Black or African American: A person having origins in any of the black racial groups of Africa.
Native Hawaiian or Other Pacific Islander: A person having origins in any of the original peoples of Hawaii, Guam, Samoa, or other Pacific Islands.
White: A person having origins in any of the original peoples of Europe, the Middle East, or North Africa.
Hispanic or Latino: A person of Mexican, Puerto Rican, Cuban, South or Central American, or other Spanish culture or origin, regardless of race.

Within these indicators, some of the category labels have been shortened in the text, tables, and figures for ease of reference. American Indian or Alaska Native is denoted as American Indian/Alaska Native (except when separate estimates are available for American Indians alone or Alaska Natives alone); Black or African American is shortened to Black; and Hispanic or Latino is shortened to Hispanic. Native Hawaiian or Other Pacific Islander is shortened to Pacific Islander.

The indicators in this report draw from a number of different data sources, and some indicators include data collected prior to the adoption of the OMB standards. This report focuses on the six categories that are the most common among the various data sources used: White, Black, Hispanic, Asian, Pacific Islander, and American Indian/Alaska Native.

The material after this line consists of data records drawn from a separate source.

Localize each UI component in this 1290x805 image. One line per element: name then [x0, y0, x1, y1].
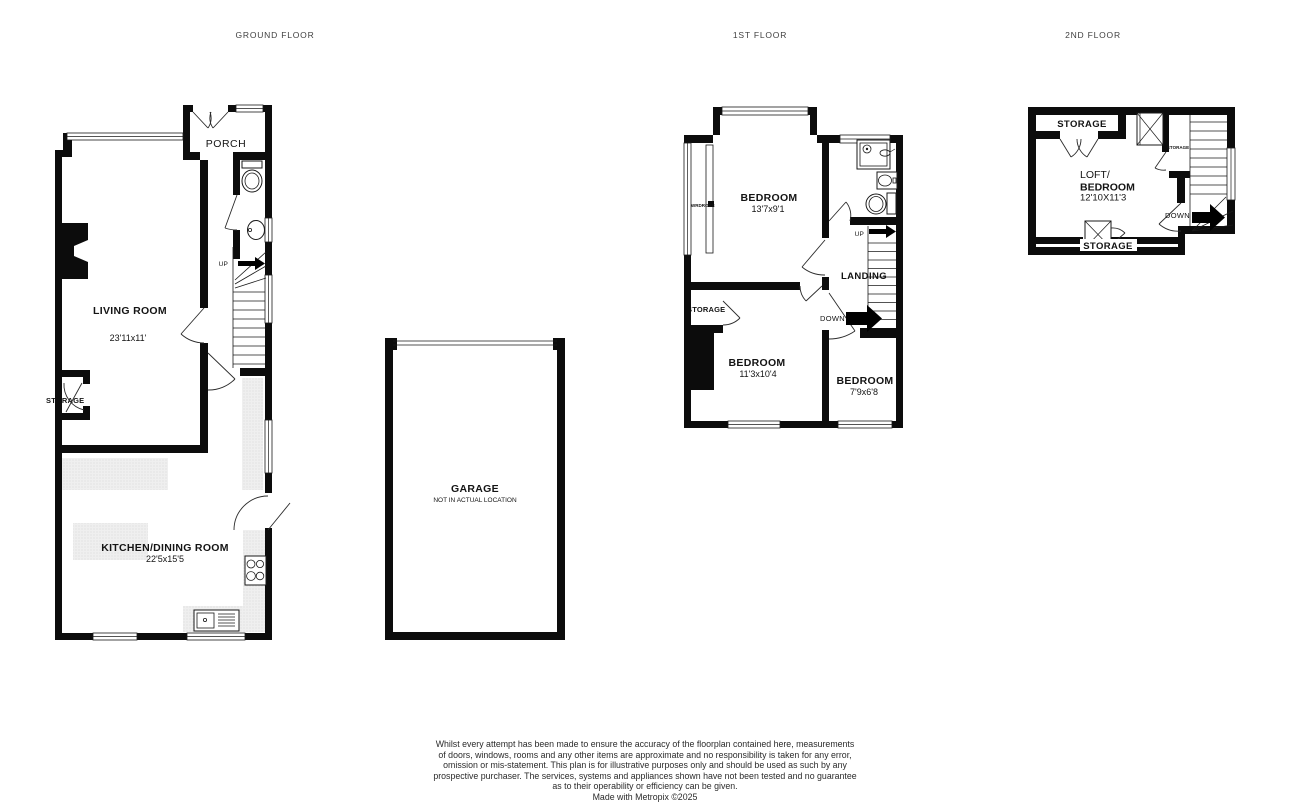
wc-sink-icon [248, 221, 265, 240]
bedroom2-dims: 11'3x10'4 [739, 369, 776, 379]
second-storage-top-label: STORAGE [1057, 119, 1107, 130]
bathroom-toilet-icon [866, 193, 896, 214]
first-up-arrow-icon [869, 225, 896, 238]
kitchen-label: KITCHEN/DINING ROOM [101, 542, 229, 554]
loft-dims: 12'10X11'3 [1080, 193, 1126, 204]
bathroom-sink-icon [877, 172, 897, 189]
wardrobe [706, 145, 714, 253]
loft-label-line1: LOFT/ [1080, 169, 1110, 181]
disclaimer-line-2: of doors, windows, rooms and any other i… [0, 750, 1290, 761]
bedroom3-label: BEDROOM [837, 375, 894, 387]
disclaimer: Whilst every attempt has been made to en… [0, 739, 1290, 803]
first-storage-label: STORAGE [687, 305, 725, 314]
garage-note: NOT IN ACTUAL LOCATION [433, 497, 517, 504]
bedroom3-dims: 7'9x6'8 [850, 387, 878, 397]
disclaimer-line-3: omission or mis-statement. This plan is … [0, 760, 1290, 771]
kitchen-dims: 22'5x15'5 [146, 554, 184, 564]
ground-storage-label: STORAGE [46, 396, 84, 405]
second-storage-small-label: STORAGE [1167, 145, 1189, 150]
hob-icon [245, 556, 266, 585]
first-up-label: UP [855, 231, 864, 238]
wardrobe-label: WRDROBE [691, 203, 715, 208]
disclaimer-line-4: prospective purchaser. The services, sys… [0, 771, 1290, 782]
garage-plan: GARAGE NOT IN ACTUAL LOCATION [385, 338, 565, 640]
garage-label: GARAGE [451, 483, 499, 495]
ground-up-label: UP [219, 261, 228, 268]
shower-icon [857, 140, 895, 169]
second-floor-windows [1227, 148, 1235, 200]
up-arrow-icon [238, 257, 265, 270]
metropix-credit: Made with Metropix ©2025 [0, 792, 1290, 803]
kitchen-sink-icon [194, 610, 239, 631]
disclaimer-line-1: Whilst every attempt has been made to en… [0, 739, 1290, 750]
second-floor-plan: DOWN STORAGE STORAGE STORAGE LOFT/ BEDRO… [1028, 107, 1235, 255]
bedroom2-label: BEDROOM [729, 357, 786, 369]
first-floor-plan: STORAGE [684, 107, 903, 428]
toilet-icon [242, 161, 262, 192]
ground-floor-plan: STORAGE [46, 105, 290, 640]
kitchen-counter-right-hatch [242, 378, 263, 490]
disclaimer-line-5: as to their operability or efficiency ca… [0, 781, 1290, 792]
floorplan-svg: GROUND FLOOR 1ST FLOOR 2ND FLOOR STORAGE [0, 0, 1290, 800]
bedroom1-label: BEDROOM [741, 192, 798, 204]
living-room-dims: 23'11x11' [110, 333, 147, 343]
landing-label: LANDING [841, 271, 887, 282]
first-down-label: DOWN [820, 314, 845, 323]
down-arrow-icon [846, 305, 882, 332]
living-room-label: LIVING ROOM [93, 305, 167, 317]
second-floor-title: 2ND FLOOR [1065, 30, 1121, 40]
roof-window-top-icon [1137, 113, 1163, 145]
porch-label: PORCH [206, 138, 246, 150]
ground-floor-title: GROUND FLOOR [235, 30, 314, 40]
second-storage-bottom-label: STORAGE [1083, 241, 1133, 252]
kitchen-counter-hatch [62, 458, 168, 490]
second-down-label: DOWN [1165, 211, 1190, 220]
first-floor-title: 1ST FLOOR [733, 30, 787, 40]
bedroom1-dims: 13'7x9'1 [752, 204, 785, 214]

Asians and Pacific Islanders are combined into one category in indicators for which the data were not collected separately for the two groups.

Surveys from which data are presented in these indicators generally give respondents the option of selecting either an “other” race category, a “Two or more races” or “multiracial” category, or both. Where possible, indicators present data on the “Two or more races” category; however, in some cases this category may not be separately shown because the information was not collected or due to other data issues. In general, the “other” category is not separately shown. Any comparisons made between persons of one racial/ethnic group to “all other racial/ethnic groups” include only the racial/ethnic groups shown in the indicator. In the earlier administrations of some surveys prior to the implementation of the OMB guidelines, respondents were not given the option to select more than one race. In these surveys, respondents of Two or more races must select a single race category. Any comparisons between data from surveys that give the option to select more than one race and surveys that do not offer such an option should take into account the fact that there is a potential for bias if members of one racial group are more likely than members of the others to identify themselves as “Two or more races.”¹

Locale

Federal departments and agencies use various classification systems to define community types. Indicators in this report use the National Center for Education Statistics (NCES) system of locale codes. These locale codes are based on an address’s proximity to an urbanized area.

City: Territory inside an urbanized area and inside a principal city.
Suburb: Territory outside a principal city and inside an urbanized area.
Town: Territory inside an urban cluster.
Rural: Census-defined rural territory that is apart from an urbanized area or an urban cluster.

Symbols

In accordance with the NCES Statistical Standards, many tables in this report use a series of symbols to alert the reader to special statistical notes. These symbols, and their meanings, are as follows:

— Not available.
† Not applicable.
# Rounds to zero.
! Interpret data with caution. The coefficient of variation (CV) for this estimate is between 30 and 50 percent.
‡ Reporting standards not met. Either there are too few cases for a reliable estimate or the coefficient of variation (CV) for this estimate is 50 percent or greater.

¹ Such bias was found by a National Center for Health Statistics study that examined race/ethnicity responses to the 2000 Census. This study found, for example, that as the percentage of multiple-race respondents in a county increased, the likelihood of respondents stating Black as their primary race increased among Black/White respondents but decreased among American Indian or Alaska Native/Black respondents.